When you design a experiment with a high power, you’re then decreasing the probability of making a Type II Error.
The statistical power of an experiment is usually set at 80%.
Significance Level
Significance level is what you use to make sure your test is designed in a way that the results weren’t obtained by chance. The most commonly used values are 1% and 5%. These correspond to confidence intervals of 90% and 95%, respectively.
Effect Size and Baseline Metric
As mentioned above, the effect size will help you determine the amount of change you’d want to see as a result of the test. In order to do this we have to ground it on what we’re observing today.
This means you need to know what is our baseline metric, i.e., the current value of the metric you’re using to evaluate the efficacy of the test.
We’ve defined that we’ll use as a measure of the success of the test, the number of friends that want to have a second cupcake from the same batch.
So, if today 50% of the people that try your cupcakes want to have a second one, you know that your baseline metric is 0.5. In light of this, you know how much room for improvement you may have with experimentation.
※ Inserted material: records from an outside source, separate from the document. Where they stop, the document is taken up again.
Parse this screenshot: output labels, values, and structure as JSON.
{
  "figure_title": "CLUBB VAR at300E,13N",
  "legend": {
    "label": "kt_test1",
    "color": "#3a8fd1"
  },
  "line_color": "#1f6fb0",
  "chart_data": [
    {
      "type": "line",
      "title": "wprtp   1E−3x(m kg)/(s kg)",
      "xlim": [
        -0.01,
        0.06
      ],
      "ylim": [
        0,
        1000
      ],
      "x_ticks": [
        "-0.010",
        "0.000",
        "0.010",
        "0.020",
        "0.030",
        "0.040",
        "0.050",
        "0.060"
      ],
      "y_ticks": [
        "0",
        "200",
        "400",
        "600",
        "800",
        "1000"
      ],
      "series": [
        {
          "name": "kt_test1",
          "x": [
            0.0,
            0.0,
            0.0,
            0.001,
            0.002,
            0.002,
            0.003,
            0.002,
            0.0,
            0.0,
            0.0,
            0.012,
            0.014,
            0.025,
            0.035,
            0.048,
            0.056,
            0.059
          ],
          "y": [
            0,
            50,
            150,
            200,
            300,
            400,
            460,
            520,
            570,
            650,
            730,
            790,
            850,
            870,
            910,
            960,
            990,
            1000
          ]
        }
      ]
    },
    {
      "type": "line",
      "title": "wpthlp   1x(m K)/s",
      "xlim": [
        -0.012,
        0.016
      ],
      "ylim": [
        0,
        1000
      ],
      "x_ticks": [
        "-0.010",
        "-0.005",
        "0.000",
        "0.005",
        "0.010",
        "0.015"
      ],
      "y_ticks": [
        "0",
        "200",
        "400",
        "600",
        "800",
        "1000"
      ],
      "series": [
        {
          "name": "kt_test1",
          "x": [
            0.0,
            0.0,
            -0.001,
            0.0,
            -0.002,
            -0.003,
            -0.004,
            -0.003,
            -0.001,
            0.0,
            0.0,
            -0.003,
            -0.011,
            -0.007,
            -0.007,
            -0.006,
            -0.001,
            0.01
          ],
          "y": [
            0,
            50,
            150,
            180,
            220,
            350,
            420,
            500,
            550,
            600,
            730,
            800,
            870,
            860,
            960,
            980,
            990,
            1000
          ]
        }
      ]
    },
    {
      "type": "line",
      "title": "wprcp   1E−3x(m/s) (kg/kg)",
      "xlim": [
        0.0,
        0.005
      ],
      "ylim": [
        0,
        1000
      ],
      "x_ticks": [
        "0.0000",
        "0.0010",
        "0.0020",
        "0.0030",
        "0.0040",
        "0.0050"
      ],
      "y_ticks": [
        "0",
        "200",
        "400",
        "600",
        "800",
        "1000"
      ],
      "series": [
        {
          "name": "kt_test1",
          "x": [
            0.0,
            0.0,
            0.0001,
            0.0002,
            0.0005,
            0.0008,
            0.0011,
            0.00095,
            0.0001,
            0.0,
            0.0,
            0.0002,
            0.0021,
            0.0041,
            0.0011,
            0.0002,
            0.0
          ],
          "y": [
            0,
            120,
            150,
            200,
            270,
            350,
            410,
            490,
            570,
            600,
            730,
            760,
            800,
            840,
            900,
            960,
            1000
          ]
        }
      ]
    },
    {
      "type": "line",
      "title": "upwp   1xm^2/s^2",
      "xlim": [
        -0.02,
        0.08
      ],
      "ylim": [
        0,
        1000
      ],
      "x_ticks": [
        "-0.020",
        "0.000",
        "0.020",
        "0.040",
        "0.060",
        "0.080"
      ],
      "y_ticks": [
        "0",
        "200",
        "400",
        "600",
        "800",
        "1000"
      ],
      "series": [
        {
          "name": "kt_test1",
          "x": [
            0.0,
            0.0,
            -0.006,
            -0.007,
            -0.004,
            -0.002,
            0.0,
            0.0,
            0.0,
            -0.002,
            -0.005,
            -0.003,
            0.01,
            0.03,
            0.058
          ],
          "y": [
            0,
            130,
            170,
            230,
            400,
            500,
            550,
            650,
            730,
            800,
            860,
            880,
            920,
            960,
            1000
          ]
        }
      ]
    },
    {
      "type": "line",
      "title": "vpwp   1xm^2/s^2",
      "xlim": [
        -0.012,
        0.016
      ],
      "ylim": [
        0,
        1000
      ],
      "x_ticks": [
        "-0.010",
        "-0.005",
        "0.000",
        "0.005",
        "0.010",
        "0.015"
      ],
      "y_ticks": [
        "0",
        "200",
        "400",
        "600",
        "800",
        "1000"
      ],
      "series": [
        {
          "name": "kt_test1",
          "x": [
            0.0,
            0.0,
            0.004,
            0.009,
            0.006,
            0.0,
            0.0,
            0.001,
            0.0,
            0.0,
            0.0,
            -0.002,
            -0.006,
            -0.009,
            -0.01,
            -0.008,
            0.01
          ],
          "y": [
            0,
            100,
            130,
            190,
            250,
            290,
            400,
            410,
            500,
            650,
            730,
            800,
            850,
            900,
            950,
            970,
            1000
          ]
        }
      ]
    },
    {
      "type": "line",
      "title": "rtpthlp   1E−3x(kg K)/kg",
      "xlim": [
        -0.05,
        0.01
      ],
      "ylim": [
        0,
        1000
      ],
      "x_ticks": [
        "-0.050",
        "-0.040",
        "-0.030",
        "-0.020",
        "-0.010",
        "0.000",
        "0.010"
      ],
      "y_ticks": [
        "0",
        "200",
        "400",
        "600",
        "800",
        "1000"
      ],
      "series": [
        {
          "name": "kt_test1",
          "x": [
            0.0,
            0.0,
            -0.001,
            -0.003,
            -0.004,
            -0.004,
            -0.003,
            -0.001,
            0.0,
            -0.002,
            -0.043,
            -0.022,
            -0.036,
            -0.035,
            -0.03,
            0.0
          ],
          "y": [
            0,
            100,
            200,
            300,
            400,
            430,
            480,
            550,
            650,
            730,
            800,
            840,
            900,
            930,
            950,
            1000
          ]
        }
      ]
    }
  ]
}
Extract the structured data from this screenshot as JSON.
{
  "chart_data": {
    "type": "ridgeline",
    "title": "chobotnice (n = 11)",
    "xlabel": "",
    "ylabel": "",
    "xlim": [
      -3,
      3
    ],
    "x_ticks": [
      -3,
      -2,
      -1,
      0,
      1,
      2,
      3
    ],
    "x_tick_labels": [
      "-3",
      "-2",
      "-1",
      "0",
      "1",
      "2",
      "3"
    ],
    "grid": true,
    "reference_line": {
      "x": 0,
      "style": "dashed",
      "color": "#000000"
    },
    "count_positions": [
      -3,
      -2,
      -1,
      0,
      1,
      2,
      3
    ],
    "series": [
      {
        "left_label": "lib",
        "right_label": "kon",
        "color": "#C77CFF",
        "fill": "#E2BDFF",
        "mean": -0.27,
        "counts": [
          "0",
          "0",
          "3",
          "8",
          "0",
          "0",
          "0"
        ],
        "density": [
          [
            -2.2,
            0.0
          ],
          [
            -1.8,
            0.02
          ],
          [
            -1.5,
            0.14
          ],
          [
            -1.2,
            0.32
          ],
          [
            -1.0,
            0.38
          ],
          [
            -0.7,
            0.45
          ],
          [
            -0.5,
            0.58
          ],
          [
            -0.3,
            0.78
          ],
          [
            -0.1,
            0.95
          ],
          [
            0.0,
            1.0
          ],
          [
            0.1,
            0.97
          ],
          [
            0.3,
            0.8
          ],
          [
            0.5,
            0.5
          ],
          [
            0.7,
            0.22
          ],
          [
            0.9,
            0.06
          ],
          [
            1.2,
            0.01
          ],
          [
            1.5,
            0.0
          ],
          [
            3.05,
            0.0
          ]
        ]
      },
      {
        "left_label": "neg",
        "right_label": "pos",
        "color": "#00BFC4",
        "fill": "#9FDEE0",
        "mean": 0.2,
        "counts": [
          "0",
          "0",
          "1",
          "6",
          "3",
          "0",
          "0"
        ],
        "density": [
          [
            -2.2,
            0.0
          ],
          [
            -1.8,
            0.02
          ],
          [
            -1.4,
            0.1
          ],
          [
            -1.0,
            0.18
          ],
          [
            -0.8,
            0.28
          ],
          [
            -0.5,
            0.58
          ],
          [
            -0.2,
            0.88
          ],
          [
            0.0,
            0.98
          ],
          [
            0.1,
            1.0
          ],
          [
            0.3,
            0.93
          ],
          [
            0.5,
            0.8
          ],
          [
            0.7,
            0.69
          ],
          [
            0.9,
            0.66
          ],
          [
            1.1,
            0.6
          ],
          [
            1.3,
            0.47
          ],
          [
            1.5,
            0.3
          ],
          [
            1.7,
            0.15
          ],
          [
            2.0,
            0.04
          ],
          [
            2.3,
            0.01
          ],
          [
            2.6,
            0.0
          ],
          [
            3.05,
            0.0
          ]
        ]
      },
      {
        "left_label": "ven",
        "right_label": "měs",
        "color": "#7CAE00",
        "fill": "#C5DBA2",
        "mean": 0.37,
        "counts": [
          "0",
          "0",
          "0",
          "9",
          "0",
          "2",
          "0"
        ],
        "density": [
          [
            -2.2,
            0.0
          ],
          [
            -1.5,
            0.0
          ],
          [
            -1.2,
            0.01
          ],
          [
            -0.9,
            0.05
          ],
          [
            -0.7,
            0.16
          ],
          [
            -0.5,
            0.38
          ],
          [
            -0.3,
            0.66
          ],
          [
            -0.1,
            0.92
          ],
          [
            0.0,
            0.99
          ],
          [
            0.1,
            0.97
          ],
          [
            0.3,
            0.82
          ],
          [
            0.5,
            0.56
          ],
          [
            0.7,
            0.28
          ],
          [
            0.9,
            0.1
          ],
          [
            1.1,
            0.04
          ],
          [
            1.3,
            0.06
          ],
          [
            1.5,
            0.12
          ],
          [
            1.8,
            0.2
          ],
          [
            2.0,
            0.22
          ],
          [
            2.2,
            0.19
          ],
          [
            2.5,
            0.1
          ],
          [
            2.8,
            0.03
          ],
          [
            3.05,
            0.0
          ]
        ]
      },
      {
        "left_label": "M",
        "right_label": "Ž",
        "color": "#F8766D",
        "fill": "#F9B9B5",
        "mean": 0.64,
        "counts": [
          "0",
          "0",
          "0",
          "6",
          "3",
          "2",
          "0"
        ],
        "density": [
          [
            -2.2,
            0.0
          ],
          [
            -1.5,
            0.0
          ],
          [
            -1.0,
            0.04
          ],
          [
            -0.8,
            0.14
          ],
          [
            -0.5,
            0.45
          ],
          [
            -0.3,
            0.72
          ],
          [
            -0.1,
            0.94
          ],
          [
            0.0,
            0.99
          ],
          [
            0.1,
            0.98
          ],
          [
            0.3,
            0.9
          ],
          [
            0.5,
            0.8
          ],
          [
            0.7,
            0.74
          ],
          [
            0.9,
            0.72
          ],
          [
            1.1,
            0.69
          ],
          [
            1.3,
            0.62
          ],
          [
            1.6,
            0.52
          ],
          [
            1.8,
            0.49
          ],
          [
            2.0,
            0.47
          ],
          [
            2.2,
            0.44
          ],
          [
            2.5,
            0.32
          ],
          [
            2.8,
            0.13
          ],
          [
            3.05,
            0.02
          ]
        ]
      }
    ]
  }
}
For instance, say that you’re baseline metric was instead 95%.
With this information you know
- your recipe is already a success 😀
- there is very little room for improvement (5%), which may or may not justify the effort of running more tests to fine tune the recipe.
- as a result of your test, you can’t expect and improvement greater than 5%! This may seem obvious, but it’s a good sanity-check to have in mind when you’re evaluating the results.
With all the pieces in place you can either use a online calculator or use the R Statistical language to determine the number of friends (sample size) you’ll need to recruit to taste each of the recipes.
Using R to calculate the sample size
For our cupcake experiment we’ll need 45 friends to try each of the recipes, given our baseline of 50% (p1) and the desired effect size of 25% (p2 = p1+ effect size), and with a significance level of 5%.
You’ll also notice that I added the alternative=one.sided, that’s because will be running a one-sided statistical test. That’s because our alternative hypothesis is The number of friends that would have a second the lemon zest cupcake is higher than number of friends that would have a second cupcake baked with the original recipe
4. How long should the experiment run for?
In our cupcakes recipe example this doesn’t necessarily apply. Unless we run it during a time when multiple of your friends are on a diet, and their behaviour will be very different than what’s expected.
However, in a business scenario like the experiment to improve sign-up conversion rate, the duration of the experiment is very important. You’ll need to take into account trends and the seasonality of website visits and choose a wide enough time frame, such that they don’t interfere with the experiment.
For instance, if you sell products online, you probably shouldn’t run experiments during the week of Black Friday, because we know that users will be more likely to be looking across different websites to find the best deal. Or if you sell outdoors products and you know that, historically, July is your best performing month, you probably should also refrain from running tests during that month. Even though you could take advantage of the higher volume website visits, these customers may be so eager to get all their camping gear that they’ll make their purchase, regardless of the changes you’ve done.